These trace displays alone are very useful for visual inspection of data
and are all
some users want. However we also have programs which automatically analyse
the trace differences and tag the bases which have significant peaks as possible
sites of mutation.
Trace viewing is initiated from within the gap4 editor.
Each record in the editor shows an individual reading with its number and name
at the left. Negative numbers denote readings which have been complemented.
Several sequences have special status. At the top is a sequence labelled with
a letter S at the left edge. This is the reference sequence, here the EMBL
entry HSLBRCA1 which covers the entirety of the BRCA1 gene. The numbering
at the top of the display corresponds to positions in this reference sequence.
The program has also coloured (green) all exons on the reference sequence.
The bottom DNA sequence in the editor is labelled "CONSENSUS". For mutation
detection work this sequence is forced to be identical to the reference.
Below the CONSENSUS sequence is the amino acid sequence for the reference.
This is calculated on the fly using the feature table of the reference
sequence and so translates only exons and in their correct reading frames.
Two other sequences (near the top) are labelled R and F. These are the readings
providing the reverse
and forward reference traces for this segment of the data.
Figure 3. A set of aligned sequence readings displayed in the gap4 editor.
At the very bottom of the editor is an information line which is used to
display data about items touched by the mouse cursor. Here it is showing
data about one of the positions tagged as possibly being heterozygous.
It includes the
observed base types (G and A) and the scores achieved by the automated analysis.
The editor can be set to show only differences between readings and the
reference; all matching bases appear as dots. For example, Figure 4.
shows the same data as Figure 3, but with the editor set to show differences,
and the information line showing details about a possible mutation.

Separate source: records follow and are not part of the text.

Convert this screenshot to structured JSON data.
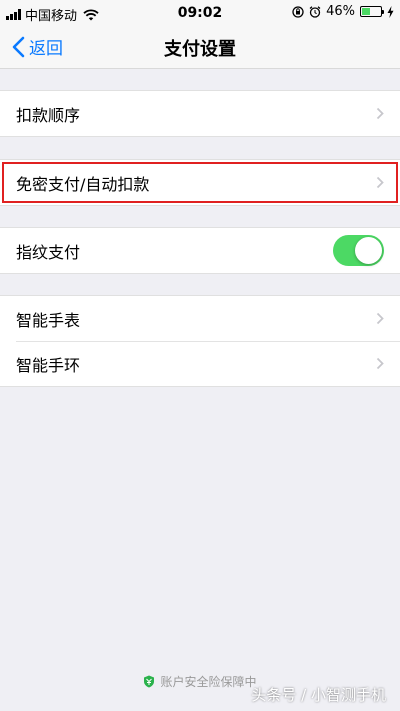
{
  "status_bar": {
    "carrier": "中国移动",
    "time": "09:02",
    "battery_percent_label": "46%",
    "battery_level": 0.46,
    "icons": [
      "signal-icon",
      "wifi-icon",
      "rotation-lock-icon",
      "alarm-icon",
      "battery-icon",
      "charging-icon"
    ]
  },
  "nav": {
    "back_label": "返回",
    "title": "支付设置"
  },
  "groups": [
    {
      "items": [
        {
          "label": "扣款顺序",
          "accessory": "chevron"
        }
      ]
    },
    {
      "items": [
        {
          "label": "免密支付/自动扣款",
          "accessory": "chevron",
          "highlighted": true
        }
      ]
    },
    {
      "items": [
        {
          "label": "指纹支付",
          "accessory": "toggle",
          "toggle_on": true
        }
      ]
    },
    {
      "items": [
        {
          "label": "智能手表",
          "accessory": "chevron"
        },
        {
          "label": "智能手环",
          "accessory": "chevron"
        }
      ]
    }
  ],
  "footer": {
    "text": "账户安全险保障中"
  },
  "watermark": {
    "text": "头条号 / 小智测手机"
  },
  "colors": {
    "accent": "#0a7aff",
    "toggle_on": "#4cd964",
    "highlight_border": "#e02020",
    "background": "#efeff4"
  }
}
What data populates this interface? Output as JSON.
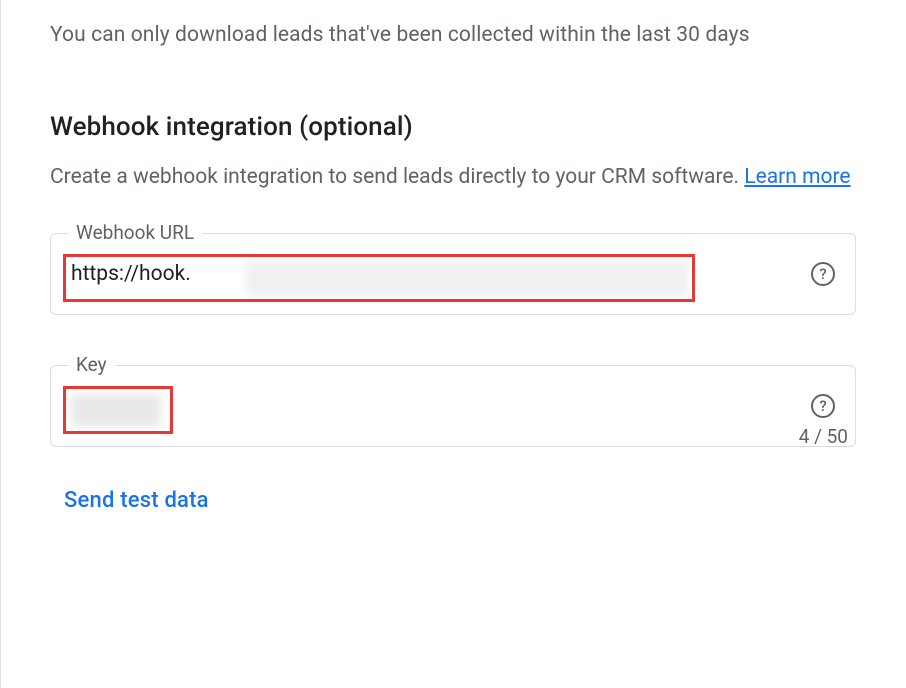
{
  "info": {
    "download_note": "You can only download leads that've been collected within the last 30 days"
  },
  "webhook": {
    "heading": "Webhook integration (optional)",
    "description_prefix": "Create a webhook integration to send leads directly to your CRM software. ",
    "learn_more": "Learn more",
    "url_field": {
      "label": "Webhook URL",
      "value": "https://hook."
    },
    "key_field": {
      "label": "Key",
      "value": "",
      "counter": "4 / 50"
    },
    "send_test": "Send test data"
  }
}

Figure 4. An alternative view of aligned sequence readings in the gap4 editor.
One column contains several bases tagged in red, signifying possible
heterozygotes, and some in orange denoting possible point mutations.

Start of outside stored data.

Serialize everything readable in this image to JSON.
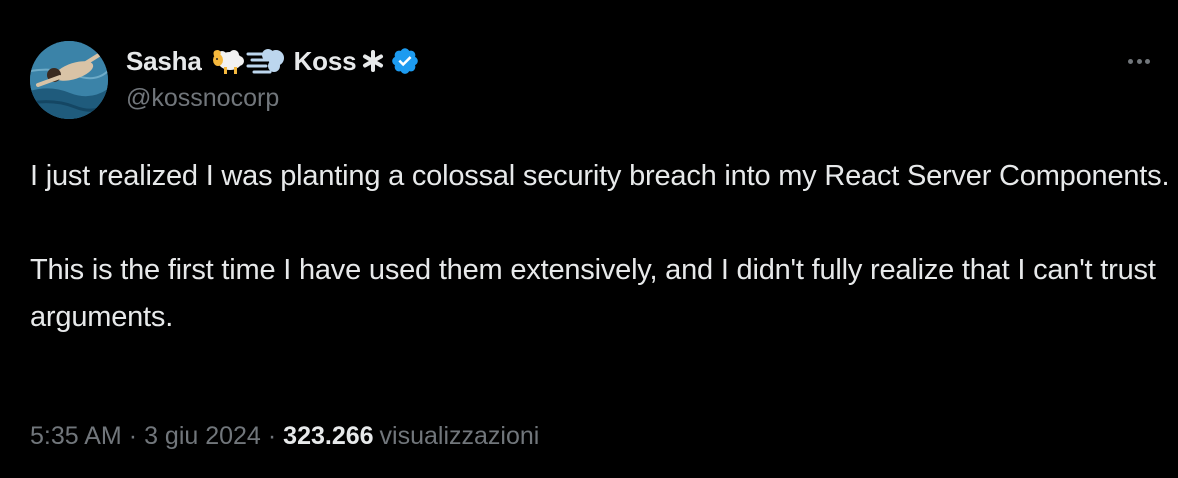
{
  "author": {
    "display_name_first": "Sasha",
    "display_name_last": "Koss",
    "handle": "@kossnocorp",
    "verified": true,
    "emoji_icons": [
      "ram-icon",
      "wind-icon",
      "asterisk-icon"
    ],
    "verified_color": "#1d9bf0"
  },
  "tweet": {
    "paragraphs": [
      "I just realized I was planting a colossal security breach into my React Server Components.",
      "This is the first time I have used them extensively, and I didn't fully realize that I can't trust arguments."
    ],
    "time": "5:35 AM",
    "date": "3 giu 2024",
    "separator": "·",
    "views_count": "323.266",
    "views_label": "visualizzazioni"
  },
  "colors": {
    "background": "#000000",
    "text_primary": "#e7e9ea",
    "text_secondary": "#71767b"
  },
  "more_icon": "more-dots-icon"
}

During visual inspection the program can be made to move the cursor from
one tag to the next and to automatically display the aligned traces as shown
above in Figures 1 and 2.
It is also possible to have positive controls for displaying the trace
differences; i.e. reference traces which contain the mutation. In this case the traces
appear as shown in figure 5. Here the forward and reverse positive controls
are shown to the right of the normal plots. In Figure 5 the positive control
difference plots are quite flat hence, in this case, providing confirmation
of the presence of the heterozygous base.
Figure 5. Top and bottom strand differences and positive control for a heterozygous base.

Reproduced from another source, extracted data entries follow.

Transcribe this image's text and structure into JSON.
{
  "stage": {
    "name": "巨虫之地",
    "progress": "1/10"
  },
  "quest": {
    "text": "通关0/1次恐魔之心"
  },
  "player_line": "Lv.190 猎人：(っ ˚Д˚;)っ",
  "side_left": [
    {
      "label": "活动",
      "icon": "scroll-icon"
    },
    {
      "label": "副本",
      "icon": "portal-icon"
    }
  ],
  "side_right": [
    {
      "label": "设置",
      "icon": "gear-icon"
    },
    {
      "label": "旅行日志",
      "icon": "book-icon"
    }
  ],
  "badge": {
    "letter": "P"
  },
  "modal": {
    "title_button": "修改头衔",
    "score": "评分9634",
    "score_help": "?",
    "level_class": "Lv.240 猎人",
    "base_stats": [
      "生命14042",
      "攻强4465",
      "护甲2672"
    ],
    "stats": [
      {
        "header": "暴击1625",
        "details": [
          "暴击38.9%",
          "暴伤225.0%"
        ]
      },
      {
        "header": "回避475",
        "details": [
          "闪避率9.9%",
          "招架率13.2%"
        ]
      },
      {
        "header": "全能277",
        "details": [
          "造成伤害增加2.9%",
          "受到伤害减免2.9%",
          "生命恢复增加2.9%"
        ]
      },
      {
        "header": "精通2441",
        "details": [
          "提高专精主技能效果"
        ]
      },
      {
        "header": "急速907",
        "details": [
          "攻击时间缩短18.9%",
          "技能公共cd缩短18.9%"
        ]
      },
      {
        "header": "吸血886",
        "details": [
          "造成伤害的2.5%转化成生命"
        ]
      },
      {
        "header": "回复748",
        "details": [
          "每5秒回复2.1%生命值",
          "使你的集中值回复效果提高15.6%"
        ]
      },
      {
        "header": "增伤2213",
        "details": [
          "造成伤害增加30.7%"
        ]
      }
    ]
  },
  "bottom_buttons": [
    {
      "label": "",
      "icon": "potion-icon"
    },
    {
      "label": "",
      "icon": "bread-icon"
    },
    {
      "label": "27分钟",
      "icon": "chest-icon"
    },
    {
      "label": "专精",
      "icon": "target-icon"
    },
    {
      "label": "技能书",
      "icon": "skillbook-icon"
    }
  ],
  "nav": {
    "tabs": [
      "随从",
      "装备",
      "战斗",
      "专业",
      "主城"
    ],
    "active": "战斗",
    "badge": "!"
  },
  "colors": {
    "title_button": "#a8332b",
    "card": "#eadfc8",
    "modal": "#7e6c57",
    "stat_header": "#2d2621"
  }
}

As mentioned above the package contains programs which can automatically
compare the traces and their reference sequences. The output from these
programs are the tags shown in the editor. Users can check the traces at
these positions using the displays shown in Figures 1, 2 and 5; if necessary
removing or adding tags. Alternatively users can rely entirely on visual
inspection and create all tags themselves.
Once all the mutations are correctly tagged the program can produce a report
which includes the reading names, mutation positions relative to the reference
sequence, the actual change, its effect, and the evidence. An example is shown
below in Figure 6.
Figure 6. How gap4 reports mutations.
Here the first record is for reading 001321_11aF, position 33885, T changed
to T and C (i.e. is heterozygous) to produce no amino acid change, with evidence coming only from
the complementary strand. The last record is for reading 000256_11eF, position
36749, A changed to G, producing an amino acid change K to R, with evidence
from both strands of the sequence. The penultimate record denotes a
heterozygote in a noncoding region.
The software takes batches of trace data from sequencing instruments. It handles
all processing except base calling (although it can employ third party
programs such as phred for this step). This includes file
conversions, quality clipping, scanning for mutations and heterzygotes,
multiple sequence alignment, easy visual inspection of traces, production of
reports, and the accumulation and storage of readings and traces. The
software also handles the initialisation/configuration of standard
reference files and databases for any project. The two main programs are
pregap4 and gap4. Pregap4 prepares data for gap4 by automatically using
a variety of smaller programs such as those used to search for mutations.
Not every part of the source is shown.